Solow Model with Exogenous Technological Progress

Now assume that there is an exogenous rate of technological progress of 2% per year. To capture this, we need to slightly modify the production function as follows: \[Y(t)=10[K(t)]^{0.5}[T(t)L(t)]^{0.5}\]

In the equation above, \(T(t)\), is the state of technology and measures how “effective” our workers are.
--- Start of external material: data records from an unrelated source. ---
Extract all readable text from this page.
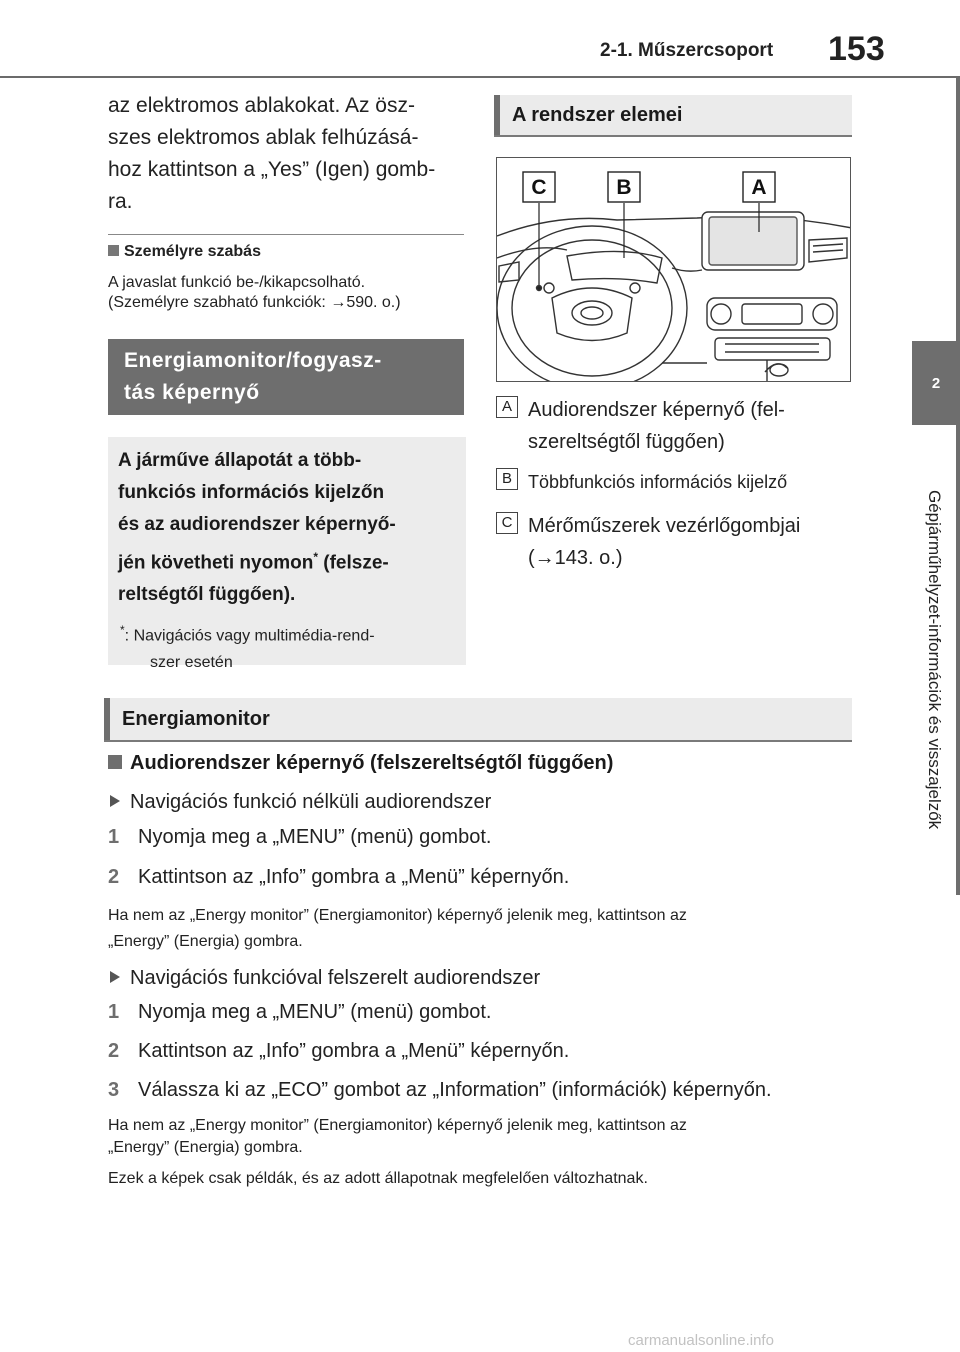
2-1. Műszercsoport 153
2
Gépjárműhelyzet-információk és visszajelzők
az elektromos ablakokat. Az ösz-
szes elektromos ablak felhúzásá-
hoz kattintson a „Yes” (Igen) gomb-
ra.
Személyre szabás
A javaslat funkció be-/kikapcsolható.
(Személyre szabható funkciók: →590. o.)
Energiamonitor/fogyasz-
tás képernyő
A járműve állapotát a több-
funkciós információs kijelzőn
és az audiorendszer képernyő-
jén követheti nyomon* (felsze-
reltségtől függően).
*: Navigációs vagy multimédia-rend-
szer esetén
A rendszer elemei
C	B	A
A Audiorendszer képernyő (fel-
szereltségtől függően)
B Többfunkciós információs kijelző
C Mérőműszerek vezérlőgombjai
(→143. o.)
Energiamonitor
Audiorendszer képernyő (felszereltségtől függően)
Navigációs funkció nélküli audiorendszer
1 Nyomja meg a „MENU” (menü) gombot.
2 Kattintson az „Info” gombra a „Menü” képernyőn.
Ha nem az „Energy monitor” (Energiamonitor) képernyő jelenik meg, kattintson az
„Energy” (Energia) gombra.
Navigációs funkcióval felszerelt audiorendszer
1 Nyomja meg a „MENU” (menü) gombot.
2 Kattintson az „Info” gombra a „Menü” képernyőn.
3 Válassza ki az „ECO” gombot az „Information” (információk) képernyőn.
Ha nem az „Energy monitor” (Energiamonitor) képernyő jelenik meg, kattintson az
„Energy” (Energia) gombra.
Ezek a képek csak példák, és az adott állapotnak megfelelően változhatnak.
carmanualsonline.info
To capture exogenous technological progress, assume that in our initial period, \(T(0)=10\) and that \(T(t)\) grows exogenously by 2% every year for every country.

Assume that both \(North\) and \(South\) have a 10% savings rate and that initial capital stocks and all other exogenous parameters are the same as in problem 3 (\(n = 0.02\); \(\delta = 0.02\)).

Part A

What are the steady state levels of capital per effective worker and income per effective worker?

\(\Delta k_{e}(t)=sy_{e}(t)-(\delta +n+\theta)k_{e}(t)\) \(E(t)=T(t)L(t); k_{e}(t)=\frac{K(t)}{E(t)}; y_{e}(t)=\frac{Y(t)}{E(t)}\) \(\frac{Y(t)}{E(t)}=y_{e}(t)=\frac{10[K(t)]^{0.5}}{[T(t)L(t)]^{0.5}}=\frac{10[k_{e}(t)E(t)]^{0.5}}{E(t)^{0.5}}=10[k_{e}(t)]^{0.5} \equiv k_{e}(t)=[\frac{y_{e}(t)}{10}]^{2}\) \(\Delta k_{e}(t)=sy_{e}(t)-(\delta +n+\theta)k_{e}(t)=0 \equiv s10[k_{e}(t)]^{0.5}=(\delta +n+\theta)k_{e}(t) \equiv (0.10)10[k_{e}(t)]^{0.5}=(0.02+0.02+0.02)k_{e}(t)\equiv [k_{e}(t)]^{0.5}=(0.06)k_{e}(t) \equiv \frac{1}{0.06}=[k_{e}(t)]^{0.5} \equiv k_{e}(t)=(\frac{1}{0.06})^{2}=277.7778\) \(y_{e}(t)=10[277.7778]^{0.5}=166.6667\)

Part B

On one graph plot the per capita income levels for the two countries over 200 years under exogenous technological change. Title this graph “Figure 4A”. On a separate graph, plot the per-capita income growth rates over the same time period for both countries. Title this graph “Figure 4B”.